‘Was the letter for you?’ she asked.
He replied with a nod, and fell patiently to work on the dissection of his bony delicacy. In five minutes Henry approached the table with a furtive glance at his elder brother. But Richard had no remark to make. The meal proceeded in silence.
When Richard had finished, he rose and said to his mother—
‘Have you that railway-guide I brought home a week ago?’
‘I believe I have somewhere. Just look in the cupboard.’
The guide was found. Richard consulted it for a few moments.
‘I have to go out of London,’ he then observed. ’It’s just possible I shan’t get back to-night.’
A little talk followed about the arrangements of the day, and whether anyone was likely to be at home for dinner. Richard did not show much interest in the matter; he went upstairs whistling, and changed the clothing he wore for his best suit. In a quarter of an hour he had left the house.
He did not return till the evening of the following day. It was presumed that he had gone ‘after a job.’
When he reached home his mother and Alice were at tea. He walked to the kitchen fireplace, turned his back to it, and gazed with a peculiar expression at the two who sat at table.
‘Dick’s got work,’ observed Alice, after a glance at him. ’I can see that in his face.’.
‘Have you, Dick?’ asked Mrs. Mutimer.
‘I have. Work likely to last.’
‘So we’ll hope,’ commented his mother. ’Where is it? ’
’A good way out of London. Pour me a cup, mother. Where’s ‘Arry?’
‘Gone out, as usual.’
‘And why are you having tea with your hat on, Princess?’
‘Because I’m in a hurry, if you must know everything.’
Richard did not seek further information. He
drank his tea standing.
In five minutes Alice had bustled away for an evening
with friends.
Mrs. Mutimer cleared the table without speaking.
‘Now get your sewing, mother, and sit down,’ began Richard. ’I want to have a talk with you.’
The mother cast a rather suspicious glance. There was an impressiveness in the young man’s look and tone which disposed her to obey without remark.
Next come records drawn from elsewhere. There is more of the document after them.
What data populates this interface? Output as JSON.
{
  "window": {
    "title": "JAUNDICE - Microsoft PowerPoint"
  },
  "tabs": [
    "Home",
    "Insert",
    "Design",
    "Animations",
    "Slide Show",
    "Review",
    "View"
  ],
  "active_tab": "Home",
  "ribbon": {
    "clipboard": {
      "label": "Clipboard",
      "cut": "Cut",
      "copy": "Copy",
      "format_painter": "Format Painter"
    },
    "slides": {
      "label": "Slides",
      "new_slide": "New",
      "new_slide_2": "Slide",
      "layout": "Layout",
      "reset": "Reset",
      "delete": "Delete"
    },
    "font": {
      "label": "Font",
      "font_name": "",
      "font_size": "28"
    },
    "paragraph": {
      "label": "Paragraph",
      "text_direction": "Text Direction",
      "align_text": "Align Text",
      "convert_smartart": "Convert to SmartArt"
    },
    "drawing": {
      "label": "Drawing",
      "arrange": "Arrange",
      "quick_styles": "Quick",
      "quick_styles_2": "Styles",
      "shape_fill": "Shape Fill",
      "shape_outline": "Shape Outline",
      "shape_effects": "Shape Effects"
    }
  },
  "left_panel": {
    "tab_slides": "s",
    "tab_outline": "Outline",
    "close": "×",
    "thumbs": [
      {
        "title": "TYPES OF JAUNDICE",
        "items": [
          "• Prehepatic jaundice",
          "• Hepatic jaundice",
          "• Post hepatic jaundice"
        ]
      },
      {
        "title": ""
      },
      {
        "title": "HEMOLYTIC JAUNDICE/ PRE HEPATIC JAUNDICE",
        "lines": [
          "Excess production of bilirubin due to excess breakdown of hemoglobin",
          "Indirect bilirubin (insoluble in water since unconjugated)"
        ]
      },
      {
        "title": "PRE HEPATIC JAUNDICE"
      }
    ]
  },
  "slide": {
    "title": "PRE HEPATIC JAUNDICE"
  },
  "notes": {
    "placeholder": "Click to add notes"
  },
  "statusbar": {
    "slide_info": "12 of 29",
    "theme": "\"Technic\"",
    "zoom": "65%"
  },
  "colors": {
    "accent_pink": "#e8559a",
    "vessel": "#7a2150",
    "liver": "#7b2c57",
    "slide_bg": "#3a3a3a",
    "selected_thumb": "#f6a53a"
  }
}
‘How long is it,’ Richard asked, when attention waited upon him, ‘since you heard anything of father’s uncle, my namesake?’
Mrs. Mutimer’s face exhibited the dawning of intelligence, an unwrinkling here and there, a slight rounding of the lips.
‘Why, what of him?’ she asked in an undertone, leaving a needle unthreaded.
‘The old man’s just dead.’
Agitation seized the listener, agitation of a kind most unusual in her. Her hands trembled, her eyes grew wide.
‘You haven’t heard anything of him lately?’ pursued Richard.
’Heard? Not I. No more did your father ever since two years afore we was married. I’d always thought he was dead long ago. What of him, Dick?’